I'm a beginner with spark and trying to solve skewed data problem. I'm using an algorithm from a colleague to distribute the data based on a key column. But the problem is that when I repartition(col("keyColumn")) the dataframe, spark merges few of the partitions and makes bigger output files. I'm guessing this is because of the key.Hashcode() % num_partitions.

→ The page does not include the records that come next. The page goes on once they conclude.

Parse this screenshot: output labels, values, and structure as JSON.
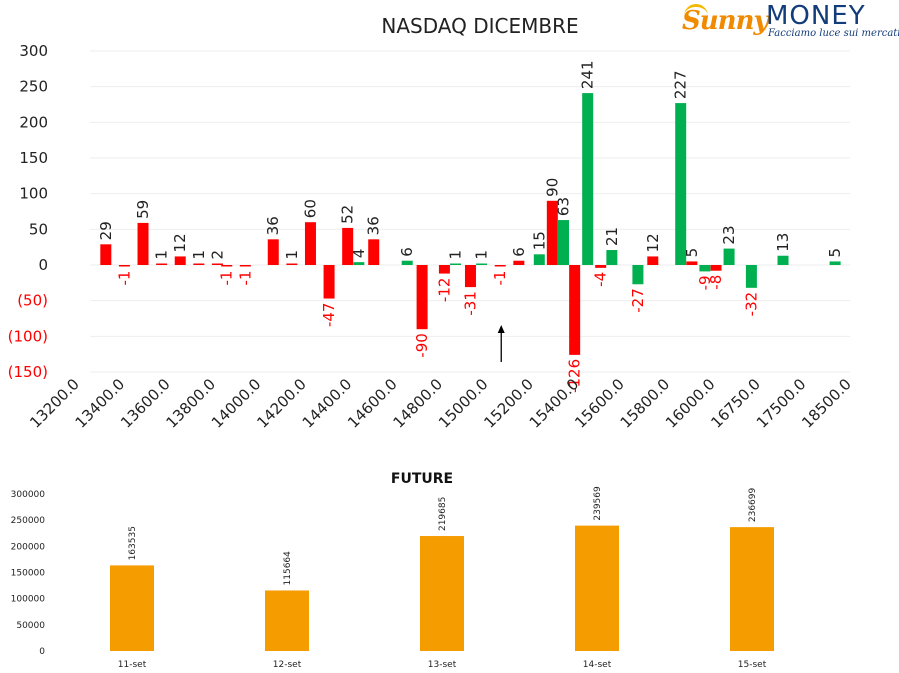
{
  "logo": {
    "brand_part1": "Sunny",
    "brand_part2": "MONEY",
    "tagline": "Facciamo luce sui mercati"
  },
  "colors": {
    "positive": "#00b050",
    "negative": "#ff0000",
    "future": "#f59c00",
    "text": "#222222"
  },
  "chart_data": [
    {
      "type": "bar",
      "title": "NASDAQ DICEMBRE",
      "categories": [
        "13200.0",
        "13400.0",
        "13600.0",
        "13800.0",
        "14000.0",
        "14200.0",
        "14400.0",
        "14600.0",
        "14800.0",
        "15000.0",
        "15200.0",
        "15400.0",
        "15600.0",
        "15800.0",
        "16000.0",
        "16750.0",
        "17500.0",
        "18500.0"
      ],
      "y_ticks": [
        "300",
        "250",
        "200",
        "150",
        "100",
        "50",
        "0",
        "(50)",
        "(100)",
        "(150)"
      ],
      "ylim": [
        -150,
        300
      ],
      "bars": [
        {
          "x": 1.5,
          "value": 29,
          "series": "red"
        },
        {
          "x": 2.0,
          "value": -1,
          "series": "red"
        },
        {
          "x": 2.5,
          "value": 59,
          "series": "red"
        },
        {
          "x": 3.0,
          "value": 1,
          "series": "red"
        },
        {
          "x": 3.5,
          "value": 12,
          "series": "red"
        },
        {
          "x": 4.0,
          "value": 1,
          "series": "red"
        },
        {
          "x": 4.5,
          "value": 2,
          "series": "red"
        },
        {
          "x": 4.75,
          "value": -1,
          "series": "red"
        },
        {
          "x": 5.25,
          "value": -1,
          "series": "red"
        },
        {
          "x": 6.0,
          "value": 36,
          "series": "red"
        },
        {
          "x": 6.5,
          "value": 1,
          "series": "red"
        },
        {
          "x": 7.0,
          "value": 60,
          "series": "red"
        },
        {
          "x": 7.5,
          "value": -47,
          "series": "red"
        },
        {
          "x": 8.0,
          "value": 52,
          "series": "red"
        },
        {
          "x": 8.3,
          "value": 4,
          "series": "green"
        },
        {
          "x": 8.7,
          "value": 36,
          "series": "red"
        },
        {
          "x": 9.6,
          "value": 6,
          "series": "green"
        },
        {
          "x": 10.0,
          "value": -90,
          "series": "red"
        },
        {
          "x": 10.6,
          "value": -12,
          "series": "red"
        },
        {
          "x": 10.9,
          "value": 1,
          "series": "green"
        },
        {
          "x": 11.3,
          "value": -31,
          "series": "red"
        },
        {
          "x": 11.6,
          "value": 1,
          "series": "green"
        },
        {
          "x": 12.1,
          "value": -1,
          "series": "red"
        },
        {
          "x": 12.6,
          "value": 6,
          "series": "red"
        },
        {
          "x": 13.15,
          "value": 15,
          "series": "green"
        },
        {
          "x": 13.5,
          "value": 90,
          "series": "red"
        },
        {
          "x": 13.8,
          "value": 63,
          "series": "green"
        },
        {
          "x": 14.1,
          "value": -126,
          "series": "red"
        },
        {
          "x": 14.45,
          "value": 241,
          "series": "green"
        },
        {
          "x": 14.8,
          "value": -4,
          "series": "red"
        },
        {
          "x": 15.1,
          "value": 21,
          "series": "green"
        },
        {
          "x": 15.8,
          "value": -27,
          "series": "green"
        },
        {
          "x": 16.2,
          "value": 12,
          "series": "red"
        },
        {
          "x": 16.95,
          "value": 227,
          "series": "green"
        },
        {
          "x": 17.25,
          "value": 5,
          "series": "red"
        },
        {
          "x": 17.6,
          "value": -9,
          "series": "green"
        },
        {
          "x": 17.9,
          "value": -8,
          "series": "red"
        },
        {
          "x": 18.25,
          "value": 23,
          "series": "green"
        },
        {
          "x": 18.85,
          "value": -32,
          "series": "green"
        },
        {
          "x": 19.7,
          "value": 13,
          "series": "green"
        },
        {
          "x": 21.1,
          "value": 5,
          "series": "green"
        }
      ],
      "annotation": "arrow-up",
      "annotation_x": 12.1,
      "grid": true,
      "legend": "none"
    },
    {
      "type": "bar",
      "title": "FUTURE",
      "categories": [
        "11-set",
        "12-set",
        "13-set",
        "14-set",
        "15-set"
      ],
      "values": [
        163535,
        115664,
        219685,
        239569,
        236699
      ],
      "y_ticks": [
        "300000",
        "250000",
        "200000",
        "150000",
        "100000",
        "50000",
        "0"
      ],
      "ylim": [
        0,
        300000
      ],
      "grid": false,
      "legend": "none"
    }
  ]
}
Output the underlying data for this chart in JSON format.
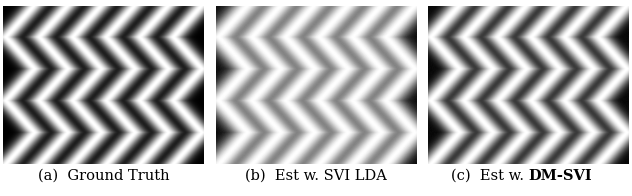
{
  "n_panels": 3,
  "caption_texts": [
    "(a)  Ground Truth",
    "(b)  Est w. SVI LDA",
    "(c)  Est w. DM-SVI"
  ],
  "caption_bold_part": [
    "",
    "",
    "DM-SVI"
  ],
  "caption_normal_part": [
    "(a)  Ground Truth",
    "(b)  Est w. SVI LDA",
    "(c)  Est w. "
  ],
  "bg_color": "#ffffff",
  "font_size": 10.5,
  "n_rows": 400,
  "n_cols": 200,
  "n_topics": 6,
  "sigma_a": 5.5,
  "sigma_b": 9.0,
  "sigma_c": 6.5,
  "amplitude_a": 0.85,
  "amplitude_b": 0.85,
  "amplitude_c": 0.85,
  "freq_a": 2.5,
  "freq_b": 2.5,
  "freq_c": 2.5
}
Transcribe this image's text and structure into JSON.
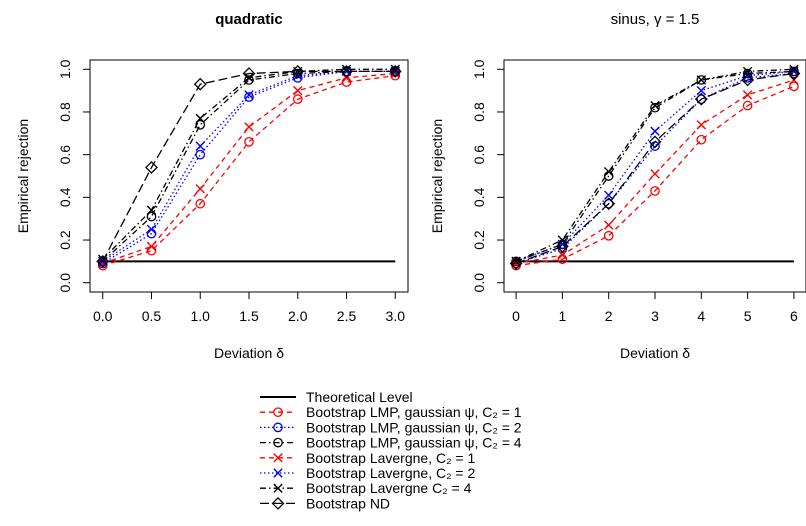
{
  "chart_data": [
    {
      "type": "line",
      "title": "quadratic",
      "xlabel": "Deviation δ",
      "ylabel": "Empirical rejection",
      "xlim": [
        0,
        3
      ],
      "ylim": [
        0,
        1
      ],
      "xticks": [
        "0.0",
        "0.5",
        "1.0",
        "1.5",
        "2.0",
        "2.5",
        "3.0"
      ],
      "yticks": [
        "0.0",
        "0.2",
        "0.4",
        "0.6",
        "0.8",
        "1.0"
      ],
      "x": [
        0,
        0.5,
        1,
        1.5,
        2,
        2.5,
        3
      ],
      "series": [
        {
          "key": "theo",
          "values": [
            0.1,
            0.1,
            0.1,
            0.1,
            0.1,
            0.1,
            0.1
          ]
        },
        {
          "key": "lmp1",
          "values": [
            0.08,
            0.15,
            0.37,
            0.66,
            0.86,
            0.94,
            0.97
          ]
        },
        {
          "key": "lmp2",
          "values": [
            0.09,
            0.23,
            0.6,
            0.87,
            0.96,
            0.99,
            0.99
          ]
        },
        {
          "key": "lmp4",
          "values": [
            0.1,
            0.31,
            0.74,
            0.95,
            0.98,
            0.99,
            0.99
          ]
        },
        {
          "key": "lav1",
          "values": [
            0.09,
            0.17,
            0.44,
            0.73,
            0.9,
            0.96,
            0.98
          ]
        },
        {
          "key": "lav2",
          "values": [
            0.1,
            0.25,
            0.64,
            0.88,
            0.97,
            0.99,
            0.99
          ]
        },
        {
          "key": "lav4",
          "values": [
            0.11,
            0.34,
            0.77,
            0.96,
            0.99,
            1.0,
            1.0
          ]
        },
        {
          "key": "nd",
          "values": [
            0.1,
            0.54,
            0.93,
            0.98,
            0.99,
            0.99,
            0.99
          ]
        }
      ]
    },
    {
      "type": "line",
      "title": "sinus, γ = 1.5",
      "xlabel": "Deviation δ",
      "ylabel": "Empirical rejection",
      "xlim": [
        0,
        6
      ],
      "ylim": [
        0,
        1
      ],
      "xticks": [
        "0",
        "1",
        "2",
        "3",
        "4",
        "5",
        "6"
      ],
      "yticks": [
        "0.0",
        "0.2",
        "0.4",
        "0.6",
        "0.8",
        "1.0"
      ],
      "x": [
        0,
        1,
        2,
        3,
        4,
        5,
        6
      ],
      "series": [
        {
          "key": "theo",
          "values": [
            0.1,
            0.1,
            0.1,
            0.1,
            0.1,
            0.1,
            0.1
          ]
        },
        {
          "key": "lmp1",
          "values": [
            0.08,
            0.11,
            0.22,
            0.43,
            0.67,
            0.83,
            0.92
          ]
        },
        {
          "key": "lmp2",
          "values": [
            0.09,
            0.16,
            0.37,
            0.64,
            0.86,
            0.96,
            0.98
          ]
        },
        {
          "key": "lmp4",
          "values": [
            0.1,
            0.18,
            0.5,
            0.82,
            0.95,
            0.98,
            0.99
          ]
        },
        {
          "key": "lav1",
          "values": [
            0.09,
            0.13,
            0.27,
            0.51,
            0.74,
            0.88,
            0.95
          ]
        },
        {
          "key": "lav2",
          "values": [
            0.1,
            0.18,
            0.41,
            0.71,
            0.9,
            0.97,
            0.99
          ]
        },
        {
          "key": "lav4",
          "values": [
            0.1,
            0.2,
            0.52,
            0.83,
            0.95,
            0.99,
            1.0
          ]
        },
        {
          "key": "nd",
          "values": [
            0.09,
            0.17,
            0.37,
            0.66,
            0.86,
            0.95,
            0.98
          ]
        }
      ]
    }
  ],
  "legend": {
    "placement": "bottom-center",
    "items": [
      {
        "key": "theo",
        "label": "Theoretical Level",
        "color": "#000000",
        "dash": "",
        "marker": "none"
      },
      {
        "key": "lmp1",
        "label": "Bootstrap LMP, gaussian ψ, C₂ = 1",
        "color": "#ff0000",
        "dash": "5,4",
        "marker": "circle"
      },
      {
        "key": "lmp2",
        "label": "Bootstrap LMP, gaussian ψ, C₂ = 2",
        "color": "#0000ff",
        "dash": "1.5,2.5",
        "marker": "circle"
      },
      {
        "key": "lmp4",
        "label": "Bootstrap LMP, gaussian ψ, C₂ = 4",
        "color": "#000000",
        "dash": "6,3,1.5,3",
        "marker": "circle"
      },
      {
        "key": "lav1",
        "label": "Bootstrap Lavergne, C₂ = 1",
        "color": "#ff0000",
        "dash": "5,4",
        "marker": "cross"
      },
      {
        "key": "lav2",
        "label": "Bootstrap Lavergne, C₂ = 2",
        "color": "#0000ff",
        "dash": "1.5,2.5",
        "marker": "cross"
      },
      {
        "key": "lav4",
        "label": "Bootstrap Lavergne C₂ = 4",
        "color": "#000000",
        "dash": "6,3,1.5,3",
        "marker": "cross"
      },
      {
        "key": "nd",
        "label": "Bootstrap ND",
        "color": "#000000",
        "dash": "9,4",
        "marker": "diamond"
      }
    ]
  }
}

This is data distribution looks like this: Max one file can have 500,000 records
| key |count |
+-----+------+
|1 |495941|
|2 |499607|
|3 |498896|
|4 |502845|
|5 |498213|
|6 |501325|
|7 |502355|
|8 |501816|
|9 |498829|
|10 |498272|
|11 |499802|
|12 |501580|
|13 |498779|
|14 |498654|
But when I look into the files after repartition, the file contains more than 2 keys which makes the file double of the size.
+----+------+
|key |count |
+----+------+
|101 |500014|
|115 |504995|
+----+------+
I also tried to generate prime random prime keys instead of incremental partition keys, but still few files are bigger and contains more than one key.
When I use the repartition(max_partition_no, col("KeyColumn")) it shuffles the data much more and I get much bigger files of around 900Mb. Expected file size is between 250 - 350 MB.
My question is, how do I make sure that the repartition works? Also, how do I pass a Custom Partitioner by overriding the hashCode to repartition function?